На некоторое время мой вопрос вывел из равновесия и нарушил строй ее мыслей. Но она продолжала идти, погруженная в себя.
— Вы меня не слушаете? — спросил я.
— Есть женщины-цветы, — сказала она. — И есть женщины-злаки. Я отношусь к цветам. Первые созданы, чтобы украсить жизнь, вторые — продолжить ее и быть кухарками. Поэтому...
— Но вы же любите Калитина?
— Да, я люблю его!
— В таком случае вы можете сделать всё.
— Кроме одного — стать его женой.
— И об этом знает Калитин?
— Я не вижу в этом беды, знает или нет. Век женщины тридцать лет, все остальное — блеклая скудность! Красный мак доставляет радость человеку всего один день. Но радость необыкновенную, радость солнца. И я напою его грудь, потому что люблю его, этой мгновенной радостью. И через него, может быть, и сама отведаю этот миг...
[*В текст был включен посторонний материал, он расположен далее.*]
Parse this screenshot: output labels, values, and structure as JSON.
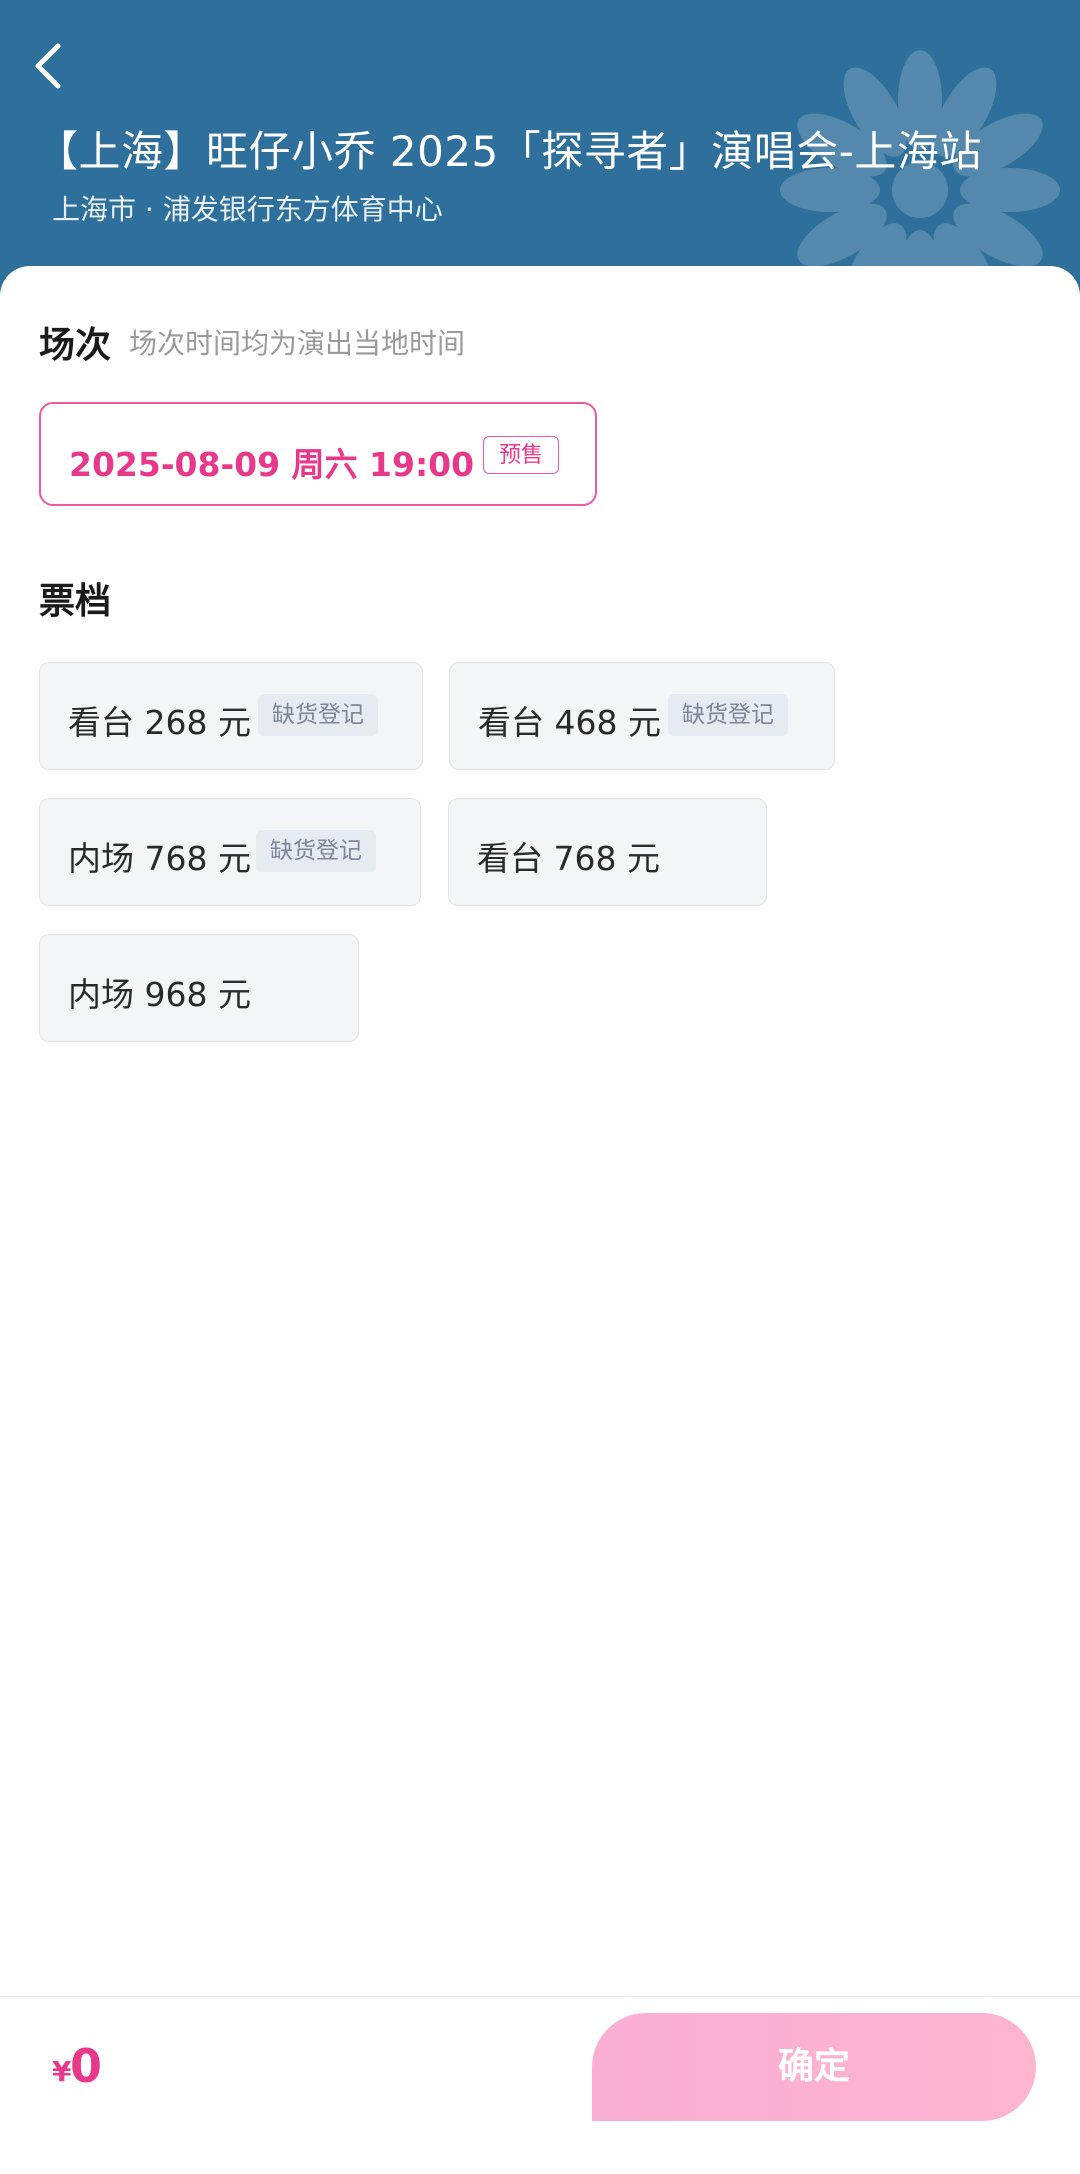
{
  "header": {
    "title": "【上海】旺仔小乔 2025「探寻者」演唱会-上海站",
    "venue": "上海市 · 浦发银行东方体育中心",
    "back_icon": "chevron-left-icon",
    "background_color": "#2e6f9b"
  },
  "session_section": {
    "title": "场次",
    "hint": "场次时间均为演出当地时间",
    "selected_session": {
      "datetime": "2025-08-09  周六 19:00",
      "badge": "预售"
    }
  },
  "ticket_section": {
    "title": "票档",
    "tiers": [
      {
        "label": "看台 268 元",
        "badge": "缺货登记"
      },
      {
        "label": "看台 468 元",
        "badge": "缺货登记"
      },
      {
        "label": "内场 768 元",
        "badge": "缺货登记"
      },
      {
        "label": "看台 768 元",
        "badge": ""
      },
      {
        "label": "内场 968 元",
        "badge": ""
      }
    ]
  },
  "footer": {
    "currency_symbol": "¥",
    "total": "0",
    "confirm_label": "确定"
  },
  "colors": {
    "accent": "#e8388a",
    "button_gradient_start": "#fbaed3",
    "button_gradient_end": "#fdb4cf"
  }
}
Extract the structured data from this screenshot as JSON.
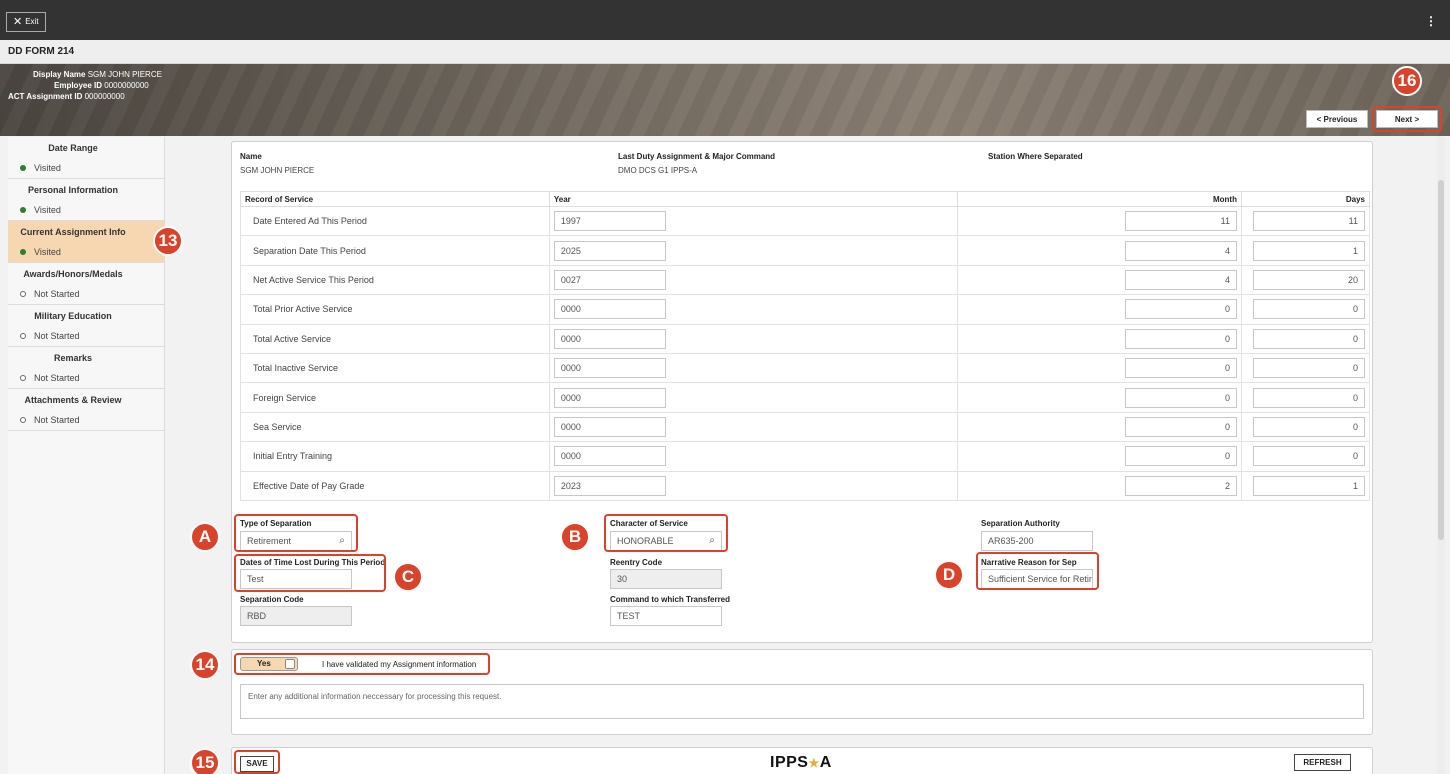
{
  "app": {
    "exit_label": "Exit",
    "menu_glyph": "⋮",
    "form_title": "DD FORM 214"
  },
  "header": {
    "display_name_label": "Display Name",
    "display_name": "SGM JOHN PIERCE",
    "employee_id_label": "Employee ID",
    "employee_id": "0000000000",
    "assignment_id_label": "ACT Assignment ID",
    "assignment_id": "000000000",
    "previous_label": "< Previous",
    "next_label": "Next >"
  },
  "callouts": {
    "c13": "13",
    "c14": "14",
    "c15": "15",
    "c16": "16",
    "a": "A",
    "b": "B",
    "c": "C",
    "d": "D"
  },
  "sidebar": {
    "steps": [
      {
        "title": "Date Range",
        "status": "Visited"
      },
      {
        "title": "Personal Information",
        "status": "Visited"
      },
      {
        "title": "Current Assignment Info",
        "status": "Visited"
      },
      {
        "title": "Awards/Honors/Medals",
        "status": "Not Started"
      },
      {
        "title": "Military Education",
        "status": "Not Started"
      },
      {
        "title": "Remarks",
        "status": "Not Started"
      },
      {
        "title": "Attachments & Review",
        "status": "Not Started"
      }
    ]
  },
  "summary": {
    "name_label": "Name",
    "name_value": "SGM JOHN PIERCE",
    "duty_label": "Last Duty Assignment & Major Command",
    "duty_value": "DMO DCS G1 IPPS-A",
    "station_label": "Station Where Separated"
  },
  "record": {
    "headers": {
      "record": "Record of Service",
      "year": "Year",
      "month": "Month",
      "days": "Days"
    },
    "rows": [
      {
        "label": "Date Entered Ad This Period",
        "year": "1997",
        "month": "11",
        "days": "11"
      },
      {
        "label": "Separation Date This Period",
        "year": "2025",
        "month": "4",
        "days": "1"
      },
      {
        "label": "Net Active Service This Period",
        "year": "0027",
        "month": "4",
        "days": "20"
      },
      {
        "label": "Total Prior Active Service",
        "year": "0000",
        "month": "0",
        "days": "0"
      },
      {
        "label": "Total Active Service",
        "year": "0000",
        "month": "0",
        "days": "0"
      },
      {
        "label": "Total Inactive Service",
        "year": "0000",
        "month": "0",
        "days": "0"
      },
      {
        "label": "Foreign Service",
        "year": "0000",
        "month": "0",
        "days": "0"
      },
      {
        "label": "Sea Service",
        "year": "0000",
        "month": "0",
        "days": "0"
      },
      {
        "label": "Initial Entry Training",
        "year": "0000",
        "month": "0",
        "days": "0"
      },
      {
        "label": "Effective Date of Pay Grade",
        "year": "2023",
        "month": "2",
        "days": "1"
      }
    ]
  },
  "separation": {
    "type_label": "Type of Separation",
    "type_value": "Retirement",
    "character_label": "Character of Service",
    "character_value": "HONORABLE",
    "authority_label": "Separation Authority",
    "authority_value": "AR635-200",
    "time_lost_label": "Dates of Time Lost During This Period",
    "time_lost_value": "Test",
    "reentry_label": "Reentry Code",
    "reentry_value": "30",
    "narrative_label": "Narrative Reason for Sep",
    "narrative_value": "Sufficient Service for Retir",
    "sep_code_label": "Separation Code",
    "sep_code_value": "RBD",
    "command_label": "Command to which Transferred",
    "command_value": "TEST"
  },
  "validation": {
    "toggle_label": "Yes",
    "statement": "I have validated my Assignment information",
    "notes_placeholder": "Enter any additional information neccessary for processing this request."
  },
  "footer": {
    "save_label": "SAVE",
    "refresh_label": "REFRESH",
    "logo_left": "IPPS",
    "logo_star": "★",
    "logo_right": "A"
  },
  "colors": {
    "accent_callout": "#d9432c",
    "active_step": "#f6d7b1",
    "visited_dot": "#2e7d32"
  }
}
И опять мы оба надолго смолкли.
— А вы знаете, Соснов до одури любит вашу Арину?— вдруг сказала она.
Сердце во мне заколотилось.
— И добавьте: готов насолить мне.
— И еще как! Вы для него — похуже, чем облезлая кошка. На днях он рассказывал, что вы за фрукт! Но чем больше он лил на вас мазута, тем выше вы вырастали в моих глазах и нравились мне. Видно, меня тянет сильнее к пороку, потому что, пока я знала вас чистеньким и прилизанным, во мне вы не вызывали нет каких чувств. Кроме, может быть, презрения. А теперь...
— А теперь? — переспросил я.
— Теперь я уверена, что вы можете быть мне хорошим другом. В самом деле, почему бы нам не стать друзьями?
— Я не верю в дружбу женщины и мужчины, тем более в нашу с вами. И не спрашивайте почему. Вы слишком женщина, и я — мужчина. Если же вы так не считаете, то предложение звучит слишком оскорбительно. Предложите ее лучше Соснову. Он заверит вас в своей собачьей преданности.
— Не говорите гадостей. У меня сегодня хорошее настроение.
— А вы мне его уже испортили.
— Тем хуже для вас. Вы чем-то похожи на свою Арину. И она, едва услышав от Соснова, что вы штрафник, что настолько черны, что вам отказали в академии, готова была в петлю лезть. Вместо того, кстати, чтобы разобраться и дать трепачу по носу.
— Почему этого не сделали вы?
— Я десятая спица в колеснице.
— Вот она цена ваших заверений в дружбе! — усмехнулся я. На душе стало горько. Хотя Надя не удивила: и раньше я был убежден, что ждать от Соснова доброго расположения смешно и глупо. Он изменил тактику, рассчитывает войти в доверие к Арине, поколебать ее уверенность. Вот откуда, оказывается, у нее столько беспокойства и черной тревоги! Осведомитель Соснов. Однако выглядеть перед Надей комичным я не желал, поэтому стал с юмором раскрывать карты и расчеты Соснова.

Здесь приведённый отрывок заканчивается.